Do not rotate KHEISH_AUTH_STORE_MASTER_KEY by simply changing the file. Existing encrypted records become unreadable. Treat it as a root encryption key: recover the original from your secret manager during restore, and plan any re-encryption as a separate, verified migration. Preserve audit-signing.key across backup and restore if you need continuity of the signed external-action ledger.

Failure drills

Evidence-first is the rule: doctor, then status, then route diagnostics, then scoped run/session/task/delivery views. Never debug from assumptions about the prompt.

Drill: daemon will not become ready

Drill: runs are queuing and not starting

Drill: output is not being delivered

Incident containment quick reference

kheish-daemon runtime set-permission-mode dont-ask   # block tools needing approval
kheish-daemon runtime set-debug-level off             # stop capturing before collecting evidence
kheish-daemon doctor
# then, scoped:
kheish-daemon runtime auth revoke-subject session:<compromised>
kheish-daemon runtime auth revoke-slot <auth_ref>
kheish-daemon sessions interrupt <session_id>
kheish-daemon runs cancel <run_id>
kheish-daemon tasks stop <session_id> <task_id>
See Production runbooks for the full incident scenario checklists, rotation matrix, and TLS/reverse-proxy runbook.

FAQ

Do I need to back up the workspace root? Only if workspace files are part of your recovery objective. The state-root backup does not include them. Back the workspace up as a separate artifact with its own checksums. Can I vacuum a session while the daemon is serving? No. Vacuum takes the same state-root lock serve uses and refuses politely. Stop the daemon, vacuum, restart. The pre-vacuum journal is preserved as <name>.jsonl.vacuum-bak (full size — remove it after you verify). A restart killed my long shell task. Is that a bug? No. Active shell tasks are settled fail-closed on boot (status: failed, terminal_reason: daemon_restarted, recovered_on_boot: true) so you never mistake a dead process for a live one. Inspect tasks output --full and retry manually only if the command is safe to repeat. Why did my new daemon fail to start right after I stopped the old one? The state-root flock can survive SIGTERM by up to ~2 seconds past the port release. Sequence upgrades stop → confirm exit → start, or give the start a few seconds of backoff. I changed the routes file but the daemon didn’t pick it up. The running daemon uses the inventory it loaded at startup. doctor routes warns route_file_drift when the on-disk file’s SHA-256 differs from the loaded one. Restart (or perform a controlled reload) to adopt the change. Can I run an older build against this state root to roll back? Not safely once metadata sidecars exist.

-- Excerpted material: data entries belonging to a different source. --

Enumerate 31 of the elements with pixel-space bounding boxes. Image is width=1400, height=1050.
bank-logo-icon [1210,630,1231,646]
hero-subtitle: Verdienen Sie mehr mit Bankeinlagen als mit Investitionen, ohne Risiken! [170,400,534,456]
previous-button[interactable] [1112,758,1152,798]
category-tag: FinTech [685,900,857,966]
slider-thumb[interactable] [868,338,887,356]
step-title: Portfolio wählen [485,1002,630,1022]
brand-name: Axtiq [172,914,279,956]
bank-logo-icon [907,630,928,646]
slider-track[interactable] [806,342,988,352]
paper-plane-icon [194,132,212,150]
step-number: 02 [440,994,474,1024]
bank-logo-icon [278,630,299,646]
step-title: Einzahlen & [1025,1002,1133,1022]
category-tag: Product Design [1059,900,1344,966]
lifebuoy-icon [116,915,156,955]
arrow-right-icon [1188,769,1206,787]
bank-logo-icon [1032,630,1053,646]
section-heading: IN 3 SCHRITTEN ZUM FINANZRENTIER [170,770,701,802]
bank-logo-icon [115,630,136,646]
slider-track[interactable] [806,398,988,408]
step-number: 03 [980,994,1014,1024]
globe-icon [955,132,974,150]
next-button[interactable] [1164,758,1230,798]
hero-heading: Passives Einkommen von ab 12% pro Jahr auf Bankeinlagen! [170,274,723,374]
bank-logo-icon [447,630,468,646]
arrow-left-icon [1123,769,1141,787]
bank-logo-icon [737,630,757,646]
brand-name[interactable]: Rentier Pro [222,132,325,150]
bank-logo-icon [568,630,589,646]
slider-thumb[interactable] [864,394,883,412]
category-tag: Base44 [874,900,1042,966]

The old build appends metadata inline, the new build’s sidecars win on read, and those inline writes are shadowed and lost on the next upgrade. Stay on one build per state root. Where do the daemon’s own logs live if I don’t have shell access? GET /v1/logs — a bounded 5,000-entry in-memory ring of the daemon’s filtered tracing events, surfaced in the Kheish Air logs explorer. For durable logs, capture the process’s stderr/stdout separately. How large is “too large” for a session journal? /v1/status flags sessions above 100 MiB (oversized_threshold_bytes) with an oversized_session_count and a daemon warning. Plan a vacuum window; escalate if one keeps growing after a vacuum. Is runtime-config.json safe to hand-edit? Treat it as daemon-owned. Change runtime settings through runtime ... commands so the change is a proper durable revision with rollback history. Hand-editing bypasses the transaction and revision guarantees.